His term is for five years beginning Monday. With a fleet size of 217 aircraft -- including 130 Airbus A320 CEOs, 71 A320 Neos, 1 A321 Neo and 15 ATR -- IndiGo is India's largest airline with 45.6 per cent domestic market share. It expects a 30 per cent rise in available seat kilometres in fiscal 2020, a measure of the airline's passenger carrying capacity.
On Monday, IndiGo reported a profit after tax of Rs 589.6 crore during January to March quarter, up 401.2 per cent from Rs 117.6 crore a year ago. But in the full financial year 2018-19, profit after tax totalled Rs 156.1 crore, down 93 per cent from Rs 2,242.4 crore in the previous fiscal.

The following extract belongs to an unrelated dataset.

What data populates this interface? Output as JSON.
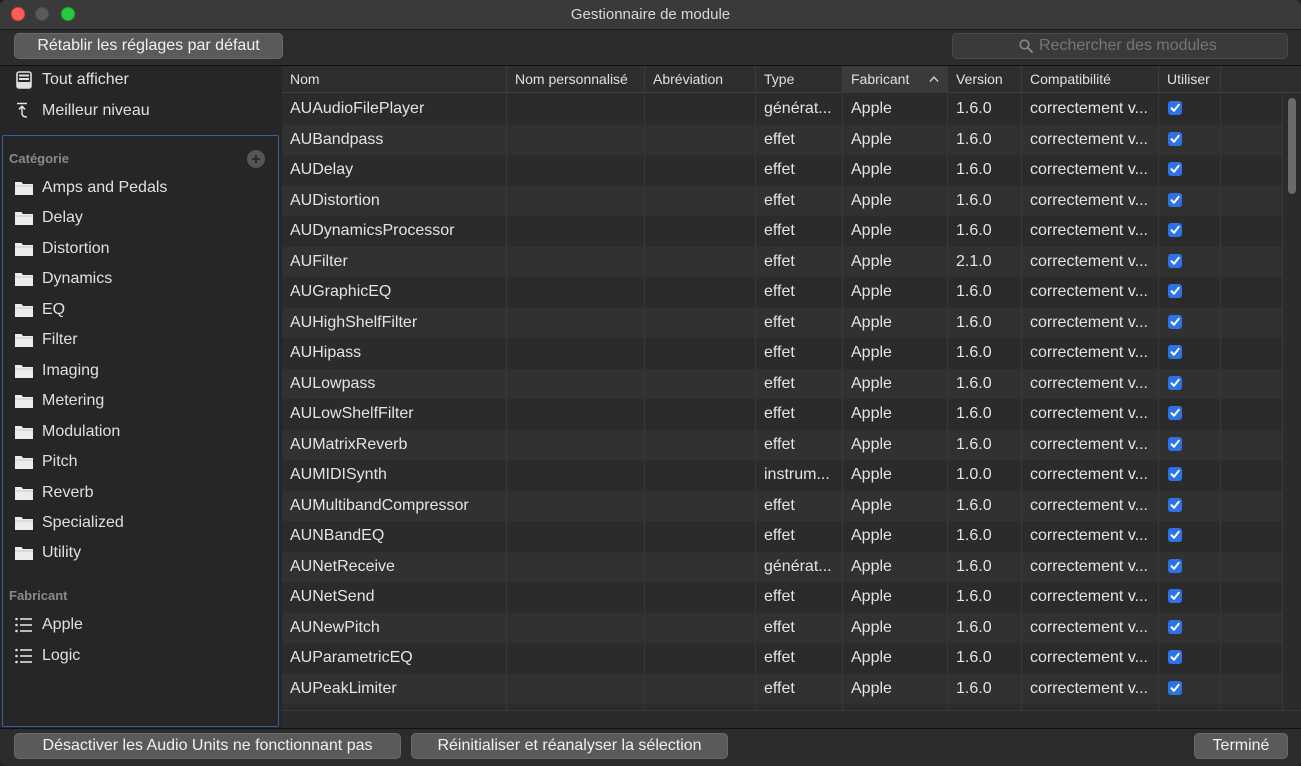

An experienced international executive having a professional experience of over 37 years, Prock-Schauer served as the Chief Executive Officer of Jet Airways from June 2003 to October 2009, where he presided over its fleet expansion from 40 planes to more than 100 as well as public listing and acquisition of Air Sahara.
He later joined GoAir as the Managing Director and is credited with playing a crucial role in its negotiations for the order of 72 Airbus A320neo planes and shifting of terminals at the New Delhi airport. However, GoAir owned by the Wadia Group sued Prock-Schauer for allegedly sharing confidential information about the airline with its competitor IndiGo.
The aviation professional has also worked in senior leadership positions with Austrian Airlines, British Midland International and Air Berlin in Germany and Britain.